Despierto de golpe, sobresaltado por algún sueño angustioso que no recuerdo. Llego a la última estación sin darme cuenta. Ya no hay nadie en el vagón ni tampoco hay manera de bajarme. El tren sigue su marcha para recorrer ahora el camino de regreso, por última vez. Pero algo extraño ha pasado. Las paredes del vagón lucen muy diferentes, blancas y sin mácula. Los carteles, distintos a cualquier otro que haya visto antes, son todos similares, de un color base al fondo y un código de barras grande en medio. Nada de letras, nada de imágenes más allá de eso. Estoy confundido. Parece que no hay paradas hasta llegar al punto de salida del tren. Me asomo a una de las ventanas y para mi gran sorpresa logro ver que debajo de las vías por donde va este tren no hay nada, como si estuviese flotando muy a lo alto, en el espacio. Pienso que tal vez sigo soñando así que froto mis ojos y pellizco mis brazos pero nada cambia. El tren impoluto me lleva bastante rápido a un destino que no conozco. Resignado, saco mi celular para captar el código de uno de esos carteles y así al menos tener alguna pista. Pero claro, era de imaginarse, el código marca error, parece que mi tecnología no alcanza. Rendido, fijo la mirada en un punto fuera de la ventana, por si diviso algo que me oriente. Parece que el tren está frenando.
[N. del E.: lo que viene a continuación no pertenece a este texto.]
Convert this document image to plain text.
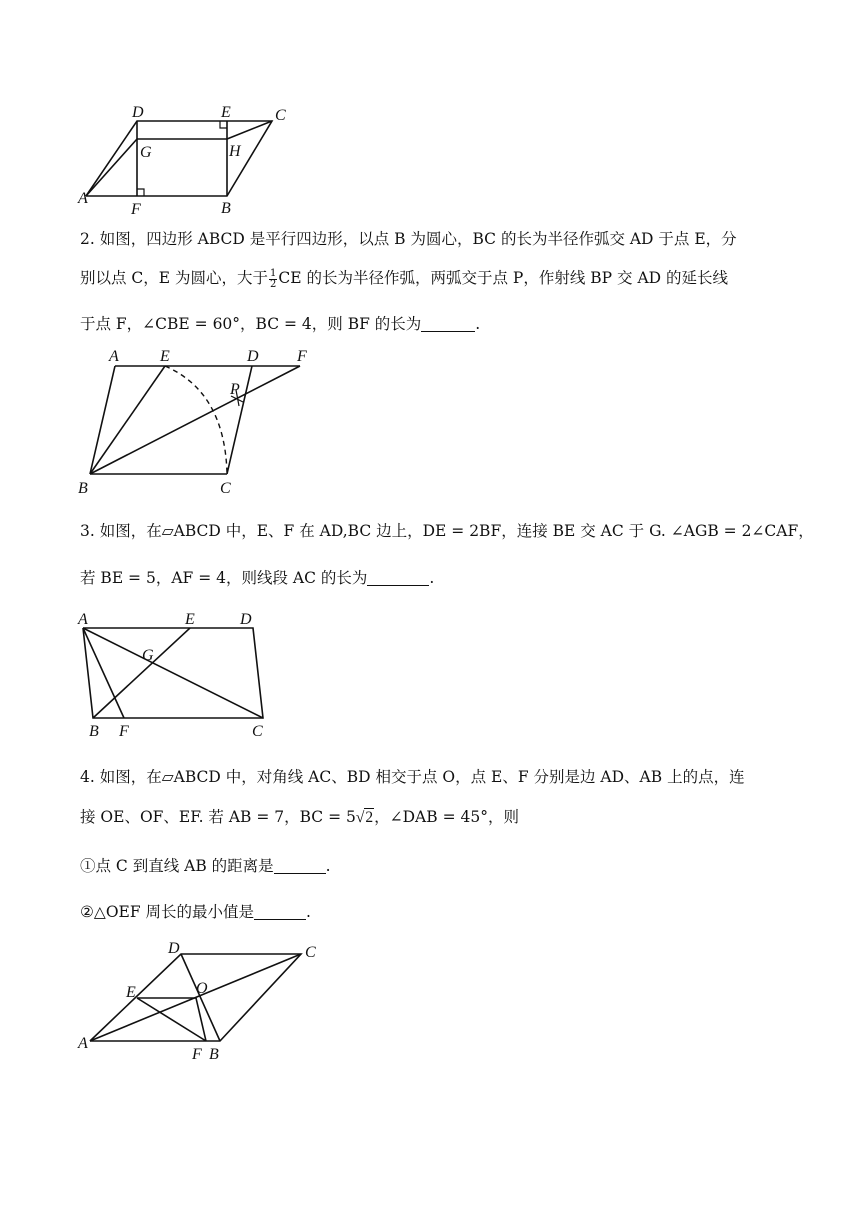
D	E	C
G	H
A
F	B
2. 如图，四边形 ABCD 是平行四边形，以点 B 为圆心，BC 的长为半径作弧交 AD 于点 E，分
别以点 C，E 为圆心，大于 $\frac{1}{2}$ CE 的长为半径作弧，两弧交于点 P，作射线 BP 交 AD 的延长线
于点 F，∠CBE = 60°，BC = 4，则 BF 的长为	.
A	E	D F
P
B	C
3. 如图，在▱ABCD 中，E、F 在 AD,BC 边上，DE = 2BF，连接 BE 交 AC 于 G. ∠AGB = 2∠CAF，
若 BE = 5，AF = 4，则线段 AC 的长为	.
A	E	D
G
B F	C
4. 如图，在▱ABCD 中，对角线 AC、BD 相交于点 O，点 E、F 分别是边 AD、AB 上的点，连
接 OE、OF、EF. 若 AB = 7，BC = 5√2，∠DAB = 45°，则
①点 C 到直线 AB 的距离是	.
②△OEF 周长的最小值是	.
D	C
E	O
A
F B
Una luz intensa se propaga a lo lejos. Me pongo de pie y me acerco a la puerta, también muy distinta, no sólo por lo blanca sino porque parece ser solamente una imagen holográfica. Cuando se detiene el tren veo la estación con algunas personas que esperan, todas vestidas de blanco. Parecen felices. No es un lugar que conozca y dudo en cruzar esa extraña puerta. El espacio se ve inmenso, blanco y completamente iluminado. En vez de escaleras hay una sola rampa eléctrica en forma de caracol que abarca un buen tramo del lugar. Hay sofás con formas ergonómicas y una tonada clásica que no reconozco del todo, musicaliza el ambiente. Estoy a punto de bajar cuando mis ojos se nublan debido a un resplandor descomunal. Pero no siento miedo, al contrario, siento un enorme bienestar que viene de escuchar una voz lejana desde la bocina, que en vez de anunciar la estación me dice amorosamente: Tranquilo, ya estás aquí. Bienvenido.
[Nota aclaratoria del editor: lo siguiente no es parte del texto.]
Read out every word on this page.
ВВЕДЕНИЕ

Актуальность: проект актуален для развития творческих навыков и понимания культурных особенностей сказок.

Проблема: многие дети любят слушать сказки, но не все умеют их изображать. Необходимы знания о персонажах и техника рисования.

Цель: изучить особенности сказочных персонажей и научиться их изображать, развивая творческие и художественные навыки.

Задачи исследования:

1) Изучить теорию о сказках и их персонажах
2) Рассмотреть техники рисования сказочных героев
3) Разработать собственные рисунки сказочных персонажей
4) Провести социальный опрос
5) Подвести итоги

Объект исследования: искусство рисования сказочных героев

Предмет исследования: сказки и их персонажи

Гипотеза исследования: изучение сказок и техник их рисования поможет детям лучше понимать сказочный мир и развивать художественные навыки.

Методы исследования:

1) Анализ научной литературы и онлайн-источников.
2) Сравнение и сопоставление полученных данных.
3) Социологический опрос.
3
De pronto abro los ojos. De nuevo me encuentro en el vagón del metro. El chico rubio me observa con cierto miedo, agazapado del brazo de su compañero. El viejo, frente a mí, corta de tajo el cordón umbilical con una navaja que acerca con manos temblorosas y me limpia el rostro con su pañuelo y la mujer del suéter, sudorosa, me abraza y me besa el rostro. Estoy desconcertado hasta que reconozco su voz. Es la misma que escuché hace unos instantes a través de la bocina de aquél extraño lugar, así que me retuerzo entre sus brazos hasta que poco a poco me quedo tranquilo y duermo. Ya no recuerdo de dónde venía ni en qué estación bajaba, solo sé que por fin he llegado a casa.